As I work from my kitchen, it’s tempting to think that a return to the office will signal a return to business as usual. But my virtual conversations with clients reveal far wider ambitions. This chimes with public appetite for change.

Have you read?

New research by HSBC’s Navigator surveyed over 2,600 companies around the world. It shows that post-pandemic business plans hold promise for the economic renewal the public seek. Firms are making fundamental changes to how they operate across three dimensions.

First, collaboration. Recognising their responsibility to society, one in three firms reacted to the pandemic quickly by adapting their products and services to support relief efforts. HSBC recently supported clients as they switched production to hand sanitiser, including UK craft beer-maker Brewdog and chemicals manufacturer Fluid Energy Group, which quickly became Canada’s largest producer.

Businesses are pulling through by pulling together. Despite physical distance, four in five businesses feel closer to their customers, employees and suppliers. And nine in ten provided direct support to businesses they work with. This collaboration, coupled with government support, ensured that more businesses survived the initial crisis than feared.

This strategic shift towards collaboration will not be short-lived. Navigator research shows that an overwhelming majority of businesses are seeking to become more collaborative, rather than going it alone.


The economy is also being reshaped by the second aspect of business change: innovation. This is fundamental to raising long-term productivity and growth. The most resilient businesses are going beyond automation to cut costs and investing in technology to innovate.

The pandemic offered a glimpse of the future – from Zoom meetings to streaming entertainment and e-commerce deliveries. Our survey shows technology is now seen as vital for business continuity, with most firms moving online. This recognises changing consumer habits and signals a digital recovery.
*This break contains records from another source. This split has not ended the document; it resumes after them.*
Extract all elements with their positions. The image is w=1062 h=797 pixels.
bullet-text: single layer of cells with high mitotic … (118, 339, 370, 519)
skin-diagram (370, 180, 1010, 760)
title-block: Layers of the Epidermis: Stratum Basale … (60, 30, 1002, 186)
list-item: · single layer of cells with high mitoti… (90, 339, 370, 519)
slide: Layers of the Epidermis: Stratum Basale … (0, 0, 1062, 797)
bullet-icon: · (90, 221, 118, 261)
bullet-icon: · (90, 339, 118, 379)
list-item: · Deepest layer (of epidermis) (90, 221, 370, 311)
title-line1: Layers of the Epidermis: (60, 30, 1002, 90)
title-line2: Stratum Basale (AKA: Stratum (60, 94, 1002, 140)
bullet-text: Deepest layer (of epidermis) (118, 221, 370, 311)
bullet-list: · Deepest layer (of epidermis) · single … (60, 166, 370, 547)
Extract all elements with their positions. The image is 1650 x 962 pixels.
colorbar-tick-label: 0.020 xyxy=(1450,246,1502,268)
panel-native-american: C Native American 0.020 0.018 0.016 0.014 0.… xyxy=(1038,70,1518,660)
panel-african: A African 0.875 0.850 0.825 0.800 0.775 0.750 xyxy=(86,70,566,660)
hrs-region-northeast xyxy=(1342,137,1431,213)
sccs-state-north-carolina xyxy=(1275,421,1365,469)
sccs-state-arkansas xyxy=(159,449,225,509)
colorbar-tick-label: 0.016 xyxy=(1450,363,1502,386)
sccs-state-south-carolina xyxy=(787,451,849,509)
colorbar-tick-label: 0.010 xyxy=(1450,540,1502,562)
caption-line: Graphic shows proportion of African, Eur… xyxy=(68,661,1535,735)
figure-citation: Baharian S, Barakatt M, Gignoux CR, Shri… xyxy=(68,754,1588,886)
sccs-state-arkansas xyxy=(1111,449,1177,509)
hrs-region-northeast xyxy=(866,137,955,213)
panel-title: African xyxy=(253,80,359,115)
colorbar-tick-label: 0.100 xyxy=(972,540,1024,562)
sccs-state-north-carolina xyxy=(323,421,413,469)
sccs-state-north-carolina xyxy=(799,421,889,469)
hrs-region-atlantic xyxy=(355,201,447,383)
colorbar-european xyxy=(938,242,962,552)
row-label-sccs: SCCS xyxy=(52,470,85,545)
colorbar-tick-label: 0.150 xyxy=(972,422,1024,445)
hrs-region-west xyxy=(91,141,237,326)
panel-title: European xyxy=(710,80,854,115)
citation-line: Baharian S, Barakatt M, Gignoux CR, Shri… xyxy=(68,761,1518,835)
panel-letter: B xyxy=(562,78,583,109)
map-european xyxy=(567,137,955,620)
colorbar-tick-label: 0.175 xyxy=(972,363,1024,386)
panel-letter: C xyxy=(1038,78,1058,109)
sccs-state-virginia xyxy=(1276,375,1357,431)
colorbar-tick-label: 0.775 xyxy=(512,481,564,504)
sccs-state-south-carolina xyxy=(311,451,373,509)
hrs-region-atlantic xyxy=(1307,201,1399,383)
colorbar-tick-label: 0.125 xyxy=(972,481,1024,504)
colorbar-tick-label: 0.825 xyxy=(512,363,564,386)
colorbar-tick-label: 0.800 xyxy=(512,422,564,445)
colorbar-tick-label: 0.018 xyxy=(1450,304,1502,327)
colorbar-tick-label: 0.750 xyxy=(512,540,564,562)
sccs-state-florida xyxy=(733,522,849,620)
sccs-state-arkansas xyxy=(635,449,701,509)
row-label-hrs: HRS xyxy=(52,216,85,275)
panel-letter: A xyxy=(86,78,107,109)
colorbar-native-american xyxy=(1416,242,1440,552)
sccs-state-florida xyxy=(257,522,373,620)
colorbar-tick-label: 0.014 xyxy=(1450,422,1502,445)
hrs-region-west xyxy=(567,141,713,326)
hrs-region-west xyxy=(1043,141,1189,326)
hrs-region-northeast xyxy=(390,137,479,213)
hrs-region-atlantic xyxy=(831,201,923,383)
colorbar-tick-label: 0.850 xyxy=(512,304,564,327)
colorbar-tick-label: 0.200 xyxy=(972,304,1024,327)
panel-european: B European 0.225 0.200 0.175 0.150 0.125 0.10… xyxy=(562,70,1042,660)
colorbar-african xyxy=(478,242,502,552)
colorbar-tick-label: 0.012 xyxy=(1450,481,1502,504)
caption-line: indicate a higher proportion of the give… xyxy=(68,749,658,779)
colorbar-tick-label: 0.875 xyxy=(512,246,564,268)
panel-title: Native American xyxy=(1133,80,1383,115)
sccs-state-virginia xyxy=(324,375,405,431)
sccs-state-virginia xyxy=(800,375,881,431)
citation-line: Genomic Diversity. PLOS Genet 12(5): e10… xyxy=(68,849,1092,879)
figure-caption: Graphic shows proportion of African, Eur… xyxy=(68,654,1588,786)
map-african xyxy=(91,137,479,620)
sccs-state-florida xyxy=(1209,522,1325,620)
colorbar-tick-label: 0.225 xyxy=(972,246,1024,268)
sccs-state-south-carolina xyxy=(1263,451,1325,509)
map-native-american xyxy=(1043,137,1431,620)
When Beijing shops closed during the SARS outbreak 16 years ago, retailer Jingdong Century Trading moved online. Now known as e-commerce platform, they’ve utilised autonomous delivery robots and drones during this pandemic, enabling them to boost sales by over 20%.

The third dimension of business change bolsters hopes for accelerating the low-carbon transition. There is near-unanimous commitment among business leaders to rebuild on firmer environmental foundations. With 85% of businesses prioritising environmental sustainability, this creates long-term commercial opportunity.


What’s the World Economic Forum doing about climate change?

So, amid the greatest economic challenge in a generation, businesses are pivoting to become more collaborative, more innovative and more sustainable. Policy-makers’ initial aim of building an economic bridge between the pre-pandemic past and post-pandemic future is holding. Businesses have proven resilient. But bigger questions lie ahead about what kind of economy emerges.

Image: HSBC

Businesses’ emphasis on collaboration creates space for expanding partnerships between public, private and civic sectors to develop solutions. The private sector, for example, is supportive of government initiatives toward a green recovery. HSBC has called for economic stimulus to be invested in the transition to a low-carbon, net-zero-emissions economy.

Throughout this crisis banks have acted as the transmission channel for billions of dollars in liquidity support to people and businesses. The next step requires financing of the operational change companies are seeking.

Business decisions to hire staff and upgrade equipment will spur innovation and improve living standards. Yet short-termism can influence both financial markets and politics. And stretched balance sheets may further limit post-pandemic investment. Long-term thinking among policy-makers may offer a corrective.

There will be a huge requirement for patient capital to rebuild. This creates an opportunity for public investment to support a rebound. Governments and the financial sector should explore new ways of promoting investment, including blended finance, where risk is appropriately shared between the public and private sector.

Businesses around the world are forging a new path to emerge stronger from this crisis. But they cannot do so alone. Economic renewal depends on effective collaboration.